Mon refuge parfois, c’est seulement l’imaginaire.

La vérité, c’est qu’il y a des moments dans l’histoire, des moments comme celui que nous vivons, où tout ce qui empêche l’homme de désespérer, tout ce qui lui permet de croire et de continuer à vivre, à besoin d’une cachette, d’un refuge.

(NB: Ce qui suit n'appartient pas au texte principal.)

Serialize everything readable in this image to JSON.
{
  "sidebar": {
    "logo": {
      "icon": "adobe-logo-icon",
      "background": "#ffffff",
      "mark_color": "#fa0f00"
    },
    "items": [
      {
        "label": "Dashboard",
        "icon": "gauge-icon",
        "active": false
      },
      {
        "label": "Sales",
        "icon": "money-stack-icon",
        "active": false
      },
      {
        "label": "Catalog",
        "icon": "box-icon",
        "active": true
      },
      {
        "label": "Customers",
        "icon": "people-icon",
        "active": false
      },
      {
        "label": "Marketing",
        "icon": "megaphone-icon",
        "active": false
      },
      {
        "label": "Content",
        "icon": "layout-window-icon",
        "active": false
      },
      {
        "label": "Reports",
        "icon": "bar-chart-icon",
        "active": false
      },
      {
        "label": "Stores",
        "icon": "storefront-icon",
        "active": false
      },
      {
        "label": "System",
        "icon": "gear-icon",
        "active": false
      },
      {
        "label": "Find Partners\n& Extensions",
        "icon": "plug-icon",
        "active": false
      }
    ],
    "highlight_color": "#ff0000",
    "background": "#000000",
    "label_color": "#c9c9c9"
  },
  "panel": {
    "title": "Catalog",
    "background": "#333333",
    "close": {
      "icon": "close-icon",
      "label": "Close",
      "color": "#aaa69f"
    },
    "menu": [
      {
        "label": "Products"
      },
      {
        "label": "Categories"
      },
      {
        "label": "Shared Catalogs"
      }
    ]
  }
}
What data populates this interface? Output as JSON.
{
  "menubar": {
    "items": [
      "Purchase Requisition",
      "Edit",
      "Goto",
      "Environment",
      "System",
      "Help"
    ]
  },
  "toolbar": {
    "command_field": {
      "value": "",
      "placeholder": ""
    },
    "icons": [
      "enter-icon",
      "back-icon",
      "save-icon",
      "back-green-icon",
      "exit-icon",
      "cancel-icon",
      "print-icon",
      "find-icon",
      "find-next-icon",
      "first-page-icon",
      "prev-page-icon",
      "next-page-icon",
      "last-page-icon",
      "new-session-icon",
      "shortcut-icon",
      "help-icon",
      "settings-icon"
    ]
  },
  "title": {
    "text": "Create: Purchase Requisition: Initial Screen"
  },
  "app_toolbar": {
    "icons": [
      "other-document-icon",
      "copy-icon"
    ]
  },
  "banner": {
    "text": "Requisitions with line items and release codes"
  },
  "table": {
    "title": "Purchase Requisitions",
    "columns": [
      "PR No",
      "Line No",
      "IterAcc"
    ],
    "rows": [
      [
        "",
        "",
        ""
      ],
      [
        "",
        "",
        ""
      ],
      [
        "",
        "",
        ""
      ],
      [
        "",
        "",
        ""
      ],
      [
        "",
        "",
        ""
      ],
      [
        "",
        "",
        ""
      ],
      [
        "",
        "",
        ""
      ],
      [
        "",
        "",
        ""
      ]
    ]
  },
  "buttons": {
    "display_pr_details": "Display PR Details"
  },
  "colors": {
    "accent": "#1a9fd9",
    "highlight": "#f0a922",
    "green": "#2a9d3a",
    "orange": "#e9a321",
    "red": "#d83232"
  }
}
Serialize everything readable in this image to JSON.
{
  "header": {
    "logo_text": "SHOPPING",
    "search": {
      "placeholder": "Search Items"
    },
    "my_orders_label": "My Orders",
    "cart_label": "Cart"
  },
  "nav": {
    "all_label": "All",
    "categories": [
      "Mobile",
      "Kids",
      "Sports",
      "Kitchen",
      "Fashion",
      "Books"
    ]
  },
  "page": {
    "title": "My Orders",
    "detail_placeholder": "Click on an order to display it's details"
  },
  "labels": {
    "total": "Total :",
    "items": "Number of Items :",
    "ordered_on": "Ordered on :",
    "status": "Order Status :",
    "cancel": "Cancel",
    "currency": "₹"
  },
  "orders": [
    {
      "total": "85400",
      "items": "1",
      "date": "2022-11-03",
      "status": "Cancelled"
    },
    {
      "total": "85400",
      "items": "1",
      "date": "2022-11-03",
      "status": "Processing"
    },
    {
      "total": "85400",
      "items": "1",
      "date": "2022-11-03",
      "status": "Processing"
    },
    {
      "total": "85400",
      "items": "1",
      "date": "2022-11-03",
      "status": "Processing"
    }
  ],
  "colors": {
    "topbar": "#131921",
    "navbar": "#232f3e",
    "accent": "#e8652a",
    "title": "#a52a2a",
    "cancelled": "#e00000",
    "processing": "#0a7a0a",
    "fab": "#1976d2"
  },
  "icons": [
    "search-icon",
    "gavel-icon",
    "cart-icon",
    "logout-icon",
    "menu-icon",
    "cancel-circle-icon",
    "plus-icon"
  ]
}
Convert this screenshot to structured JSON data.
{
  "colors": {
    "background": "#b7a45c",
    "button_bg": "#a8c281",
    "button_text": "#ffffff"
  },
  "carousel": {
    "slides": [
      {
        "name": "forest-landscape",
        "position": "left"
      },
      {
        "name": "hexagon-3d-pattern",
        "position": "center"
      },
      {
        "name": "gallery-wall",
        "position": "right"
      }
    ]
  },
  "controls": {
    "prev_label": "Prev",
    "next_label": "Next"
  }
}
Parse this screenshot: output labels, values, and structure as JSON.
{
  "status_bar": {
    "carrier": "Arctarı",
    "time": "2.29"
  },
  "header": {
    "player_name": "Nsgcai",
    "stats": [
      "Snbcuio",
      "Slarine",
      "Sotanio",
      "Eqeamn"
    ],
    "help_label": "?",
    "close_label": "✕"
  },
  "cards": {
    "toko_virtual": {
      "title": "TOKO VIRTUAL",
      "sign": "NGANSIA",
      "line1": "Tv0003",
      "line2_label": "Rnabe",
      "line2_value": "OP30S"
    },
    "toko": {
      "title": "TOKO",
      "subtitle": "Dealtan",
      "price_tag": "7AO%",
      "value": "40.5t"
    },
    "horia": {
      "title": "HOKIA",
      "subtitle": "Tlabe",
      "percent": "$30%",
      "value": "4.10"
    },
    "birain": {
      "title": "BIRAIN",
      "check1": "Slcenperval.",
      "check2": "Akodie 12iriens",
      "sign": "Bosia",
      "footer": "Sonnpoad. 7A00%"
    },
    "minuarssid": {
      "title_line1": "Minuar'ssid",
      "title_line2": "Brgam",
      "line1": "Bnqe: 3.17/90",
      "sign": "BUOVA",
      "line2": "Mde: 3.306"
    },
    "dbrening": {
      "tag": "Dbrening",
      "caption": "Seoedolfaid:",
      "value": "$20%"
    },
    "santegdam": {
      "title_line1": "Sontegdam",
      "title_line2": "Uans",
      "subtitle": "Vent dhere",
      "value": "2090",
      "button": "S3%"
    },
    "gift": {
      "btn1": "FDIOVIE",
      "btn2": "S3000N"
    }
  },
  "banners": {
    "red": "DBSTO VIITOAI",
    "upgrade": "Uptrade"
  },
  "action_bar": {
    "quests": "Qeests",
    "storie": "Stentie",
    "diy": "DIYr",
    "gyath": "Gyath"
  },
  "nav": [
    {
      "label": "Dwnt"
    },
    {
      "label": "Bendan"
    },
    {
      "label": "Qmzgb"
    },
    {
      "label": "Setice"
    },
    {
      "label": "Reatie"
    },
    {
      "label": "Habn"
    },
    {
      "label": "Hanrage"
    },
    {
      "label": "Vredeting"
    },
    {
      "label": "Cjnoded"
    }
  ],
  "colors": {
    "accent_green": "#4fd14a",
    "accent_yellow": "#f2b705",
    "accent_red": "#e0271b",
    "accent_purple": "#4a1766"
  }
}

Ce refuge parfois, c’est seulement une chanson, un poème, une musique, un livre.

Romain Gary

Cette nuit la lune m’a sourit.

Elle est venue dans la douceur.

Elle m’a promis la lune, mon amie

 ma compagne de toujours de conduire mes pas

du lever du jour jusqu’à la nuit

Dans l’euphorie, dans la douceur de l’amour

Elle a répandu des étoiles sur mon chemin de l’espoir.

Elle a répandu de la poudre d’or pour  la paix.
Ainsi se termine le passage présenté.